Teaching bison about char* semantic values. In your action rules, you've already used things like $1, $2, and $$. Did you notice that seemed to magically do the right thing even though some of the values were integers, and some were characters? No magic really -- the type of each symbol (terminal or non-terminal) depends on what is defined with the %token keywords, just under the union declaration. So.... you'll need to do the right thing with a %token declaration to deal with the 'str' part of the union that you just created above.

Features:

Add a symbol table and variables as described above to your calculator program. Document in features.txt the assignment operator as well as the allowable variable names. If you used := for assignment, we should be able to do something like:
```
> ./mycalc
x := 7;
y := 93;
# Now we compute the sum x + ... + y
y*(y + 1)/2 - (x-1)*x/2;
4350
# Now in binary!
y*(y + 1)/2 - (x-1)*x/2;b
1000011111110
```

Last part: Your choice

You are required to implement at least two of the following "extra" features. Be sure to document what you do in features.txt.

Features:

Allow single-line strings as comments, which should be ignored. If you use double-quotes like "a comment", then we should be able to do things like:
```
> ./mycalc
5 + 3; "A comment"
8
5 + "Another comment" 3;
8
```
Make variable names case-insensitive. So for example we can do
```
> ./mycalc
var := 10;
VAR;
10
vAR := 11;
var;
11
```
Add in support for two new math operators: exponentiation and remainder (i.e., mod).

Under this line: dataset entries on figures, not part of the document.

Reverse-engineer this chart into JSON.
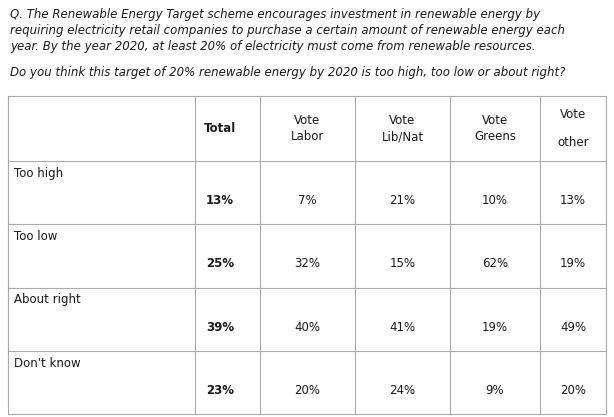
{
  "title_lines": [
    "Q. The Renewable Energy Target scheme encourages investment in renewable energy by",
    "requiring electricity retail companies to purchase a certain amount of renewable energy each",
    "year. By the year 2020, at least 20% of electricity must come from renewable resources."
  ],
  "question": "Do you think this target of 20% renewable energy by 2020 is too high, too low or about right?",
  "col_headers_line1": [
    "",
    "Total",
    "Vote",
    "Vote",
    "Vote",
    "Vote",
    ""
  ],
  "col_headers_line2": [
    "",
    "",
    "Labor",
    "Lib/Nat",
    "Greens",
    "",
    "other"
  ],
  "rows": [
    {
      "label": "Too high",
      "values": [
        "13%",
        "7%",
        "21%",
        "10%",
        "13%"
      ]
    },
    {
      "label": "Too low",
      "values": [
        "25%",
        "32%",
        "15%",
        "62%",
        "19%"
      ]
    },
    {
      "label": "About right",
      "values": [
        "39%",
        "40%",
        "41%",
        "19%",
        "49%"
      ]
    },
    {
      "label": "Don't know",
      "values": [
        "23%",
        "20%",
        "24%",
        "9%",
        "20%"
      ]
    }
  ],
  "bg_color": "#ffffff",
  "text_color": "#1a1a1a",
  "grid_color": "#aaaaaa",
  "figsize": [
    6.14,
    4.17
  ],
  "dpi": 100,
  "title_fontsize": 8.5,
  "table_fontsize": 8.5
}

Be sure to document what the operators are called in features.txt.
Allow numbers to be entered in scientific notation using the letter "e". Of course these will still be ints, so still no decimal points and the exponent can't be very big. It's up to you to specify the exact syntax, but this should not require any new grammar rules. For instance,
```
> ./mycalc
21e2;
2100
5e6;
5000000
```
Any other feature that you choose. (Run it by the instructor first.)